DYSPEPSIA GENERATION

We have seen the future, and it sucks.

Moving the World to a 4 Day Workweek – an Interview with Aidan Harper of the 4 Day Week Campaign

11th July 2019

Read it.

A lot of people are very excited about moving to a four-day work week.

Can’t say I see what the fuss is about.

3 Responses to “Moving the World to a 4 Day Workweek – an Interview with Aidan Harper of the 4 Day Week Campaign”

  1. RealRick Says:

    The internet has turned almost every business into a 24/7 operation.

    People want to move to a 4 day work week.

    I see a widening gap between business plans and personal desires.
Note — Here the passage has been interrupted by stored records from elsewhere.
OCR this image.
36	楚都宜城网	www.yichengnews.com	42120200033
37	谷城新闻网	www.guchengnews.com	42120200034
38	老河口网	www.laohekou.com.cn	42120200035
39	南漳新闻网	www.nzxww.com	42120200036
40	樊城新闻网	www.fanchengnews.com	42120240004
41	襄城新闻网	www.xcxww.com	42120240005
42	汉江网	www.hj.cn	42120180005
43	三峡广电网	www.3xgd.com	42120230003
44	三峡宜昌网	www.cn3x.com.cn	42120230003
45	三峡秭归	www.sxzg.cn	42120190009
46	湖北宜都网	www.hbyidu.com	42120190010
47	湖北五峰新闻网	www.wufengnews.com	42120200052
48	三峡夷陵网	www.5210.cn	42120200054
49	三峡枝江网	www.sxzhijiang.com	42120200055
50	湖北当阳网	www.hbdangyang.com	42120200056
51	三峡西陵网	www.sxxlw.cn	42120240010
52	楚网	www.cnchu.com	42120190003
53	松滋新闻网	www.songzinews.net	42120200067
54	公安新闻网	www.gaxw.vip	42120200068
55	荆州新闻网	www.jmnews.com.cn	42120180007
What fills that gap will probably not be paid workers.

  2. Tim of Angle Says:

    I see the future as more and more automation, as our technology advances toward shifting more and more work from requiring people to being performable by machines, both special purpose and generally capable. This will shrink the sphere where just having a human brain and minimal intelligence is a useful (i.e. marketable) thing. As both provision of goods and (lagging) provision of services become more automated, there will be less and less need for unskilled and semi-skilled labor. The available economic positions will reduce to (a) those who can fix the machines and (b) those who can design the machines; the machines will run themselves, so the classic working-class job will just go away.

    So what do we do with the proletariat, those whose only capability in society is making babies? That’s the coming social problem that somehow has to be solved if various dystopian scenarios aren’t going to come crashing down upon us.

  3. Cathy Sims Says:

    Oh joy. Four days to get done what takes me 10 hours a day, 5 days a week. Oh rapture. When that gets rolled out, I’ll get to work more than 12 hours per day instead of just 10. I can only assume that the people who propose these things have never held a job with inflexible deadlines.